The Arusha Accords (also known as the Arusha Peace Agreement, or Arusha negotiations) were a set of five accords (or protocols) signed in Arusha, Tanzania on August 4, 1993, by the government of Rwanda and the rebel Rwandan Patriotic Front (RPF), under mediation, to end a three-year Rwandan Civil War. Organized by the United States, France and the Organisation of African Unity, the talks began on July 12, 1992, and lasted until June 24, 1993, with a final week-long meeting in Rwanda, July 19 to July 25, 1993.
The Arusha Accords established a Broad-Based Transitional Government (BBTG), including the insurgent Rwandese Patriotic Front and the five political parties that had composed a temporary government since April 1992 in anticipation of general elections. The Accords included other points considered necessary for lasting peace: the rule of law, repatriation of refugees both from fighting and from power sharing agreements, and the merging of government and rebel armies.

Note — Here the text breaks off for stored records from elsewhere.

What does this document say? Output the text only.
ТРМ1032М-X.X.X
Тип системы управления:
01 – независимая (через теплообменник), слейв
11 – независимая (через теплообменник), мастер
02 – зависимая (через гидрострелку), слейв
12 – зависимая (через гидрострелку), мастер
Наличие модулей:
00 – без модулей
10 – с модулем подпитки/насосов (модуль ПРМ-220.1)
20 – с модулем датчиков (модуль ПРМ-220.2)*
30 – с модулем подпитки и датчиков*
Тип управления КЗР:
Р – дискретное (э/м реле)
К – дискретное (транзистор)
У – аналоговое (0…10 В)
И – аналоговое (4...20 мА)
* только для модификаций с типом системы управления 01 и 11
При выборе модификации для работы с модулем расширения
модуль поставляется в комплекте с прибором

Of twenty-one cabinet posts in the transitional government, the National Republican Movement for Democracy and Development (MRND), the former ruling party, was given five, including the Defence portfolio. The Rwandese Patriotic Front got the same number, including the portfolio of the Interior and the role of Vice-Prime Minister. The major opposition party, the Republican Democratic Movement, was given four posts, including the office of Prime Minister, assigned to Faustin Twagiramungu. The Social Democratic Party and the Liberal Party were each given three portfolios, while the Christian Democratic Party was given one. It is important to note that, because of political impasse and preparations by hardliners towards the genocide that would occur in April 1994, the Arusha Accord never created a broad based transitional government, so although each group was to be given different cabinet portfolios, this never materialized. Juvénal Habyarimana and the MRND stalled the negotiations.